A peptide is a short chain of amino acids linked by peptide bonds — the same chemical bond that holds proteins together. The line between a peptide and a protein is fuzzy, but the working convention in biochemistry is that anything under roughly 50 amino acids is called a peptide, and longer chains are called proteins. Insulin, at 51 residues across two chains, sits right at that border and is often used as the textbook example.

Every amino acid has the same backbone — an amine group, a carboxylic acid group, and a side chain that gives it its identity. When two amino acids join, the carboxyl of one reacts with the amine of the next, releasing a water molecule and forming the peptide bond. Repeat that twenty or thirty times and you have a peptide with a defined sequence, a defined three-dimensional shape, and a defined biological job.

Most prescription drugs are small molecules — synthetic compounds usually under 500 daltons that diffuse easily across cell membranes and are typically taken orally. Peptides are an order of magnitude larger, more polar, and built from the same building blocks your body already uses. That changes almost everything about how they behave.

Because peptides look like the body's own signaling molecules, they tend to act on specific receptors with high selectivity. A small molecule may hit several unrelated targets and cause off-target side effects; a well-designed peptide is more likely to engage one receptor family and stop there. The trade-off is delivery: peptides are digested in the gut like any other protein, so most are administered by injection, nasal spray, or specialized oral formulations.

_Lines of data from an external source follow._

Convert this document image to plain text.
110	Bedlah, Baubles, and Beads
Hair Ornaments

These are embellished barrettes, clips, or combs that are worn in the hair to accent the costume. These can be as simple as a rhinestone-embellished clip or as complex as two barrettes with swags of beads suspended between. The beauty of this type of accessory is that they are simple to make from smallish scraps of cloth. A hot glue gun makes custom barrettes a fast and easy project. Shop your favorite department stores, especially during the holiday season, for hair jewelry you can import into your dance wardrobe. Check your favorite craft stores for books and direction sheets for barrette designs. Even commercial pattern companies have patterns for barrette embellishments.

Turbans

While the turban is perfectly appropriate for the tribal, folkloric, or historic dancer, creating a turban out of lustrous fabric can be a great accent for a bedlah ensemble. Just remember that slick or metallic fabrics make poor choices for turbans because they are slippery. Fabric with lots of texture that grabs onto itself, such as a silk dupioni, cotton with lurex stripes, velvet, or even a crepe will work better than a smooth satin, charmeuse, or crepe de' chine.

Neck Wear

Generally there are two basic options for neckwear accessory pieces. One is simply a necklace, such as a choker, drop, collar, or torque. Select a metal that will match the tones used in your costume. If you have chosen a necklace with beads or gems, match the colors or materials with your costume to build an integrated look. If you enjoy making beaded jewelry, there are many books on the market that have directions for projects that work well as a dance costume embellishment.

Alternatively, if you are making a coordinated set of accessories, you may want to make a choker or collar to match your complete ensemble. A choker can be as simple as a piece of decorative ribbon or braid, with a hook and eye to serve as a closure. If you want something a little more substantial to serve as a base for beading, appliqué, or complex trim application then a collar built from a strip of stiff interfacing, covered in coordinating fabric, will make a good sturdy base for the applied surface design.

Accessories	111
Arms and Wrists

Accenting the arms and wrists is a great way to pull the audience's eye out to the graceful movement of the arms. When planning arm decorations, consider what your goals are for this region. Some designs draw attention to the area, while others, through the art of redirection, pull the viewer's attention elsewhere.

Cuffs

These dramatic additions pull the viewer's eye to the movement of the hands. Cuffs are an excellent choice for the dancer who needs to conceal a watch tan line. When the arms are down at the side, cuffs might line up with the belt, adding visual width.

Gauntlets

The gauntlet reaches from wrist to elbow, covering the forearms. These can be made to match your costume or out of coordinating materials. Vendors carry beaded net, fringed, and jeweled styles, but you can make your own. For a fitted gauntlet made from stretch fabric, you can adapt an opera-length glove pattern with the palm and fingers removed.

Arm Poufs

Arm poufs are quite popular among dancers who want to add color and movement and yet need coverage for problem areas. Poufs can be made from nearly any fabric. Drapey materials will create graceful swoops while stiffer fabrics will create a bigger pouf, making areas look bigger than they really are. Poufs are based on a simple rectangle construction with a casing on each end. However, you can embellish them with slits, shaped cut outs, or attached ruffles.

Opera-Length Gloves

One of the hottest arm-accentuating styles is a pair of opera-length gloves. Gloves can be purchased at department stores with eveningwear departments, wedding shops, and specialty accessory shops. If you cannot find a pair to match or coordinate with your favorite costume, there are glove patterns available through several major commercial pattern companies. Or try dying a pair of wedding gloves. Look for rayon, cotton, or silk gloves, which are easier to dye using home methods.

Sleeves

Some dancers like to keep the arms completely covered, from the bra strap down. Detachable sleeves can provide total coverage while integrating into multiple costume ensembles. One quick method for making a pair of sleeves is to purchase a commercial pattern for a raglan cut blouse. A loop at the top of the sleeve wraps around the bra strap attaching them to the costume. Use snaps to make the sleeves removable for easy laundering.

Very short peptides (two to ten residues) are often signaling fragments — think of carnosine, glutathione, or oxytocin. They diffuse quickly, clear quickly, and frequently act as messengers between cells.

Mid-length peptides (ten to forty residues) make up most therapeutic peptides, including GLP-1 analogs, calcitonin, and many growth-hormone-releasing peptides. They are large enough to fold into a stable shape and engage a receptor with precision, but small enough to be manufactured by solid-phase synthesis rather than recombinant cell culture.

Once you cross roughly 50 residues, you are in protein territory, and manufacturing usually shifts to engineered yeast or mammalian cells. Insulin, growth hormone, and erythropoietin are produced this way.

The dominant manufacturing method is solid-phase peptide synthesis, developed by Bruce Merrifield in 1963 (work that won him the Nobel Prize in Chemistry in 1984). Amino acids are added one at a time to a growing chain anchored to a resin bead, with protecting groups preventing unwanted side reactions. After the sequence is complete, the peptide is cleaved from the resin and purified — usually by reverse-phase HPLC.

Quality is then verified by mass spectrometry (to confirm the correct molecular weight) and by analytical HPLC (to confirm purity, typically reported as a percentage of the main peak). A reputable Certificate of Analysis will show both.

Understanding that peptides are short protein fragments — not exotic synthetic chemicals — reframes a lot of the conversation around them. They are studied in the same labs, by the same chemists, using the same analytical tools as any other class of biologic. The science is mature; what is new is how quickly the field is producing well-characterized sequences for research use.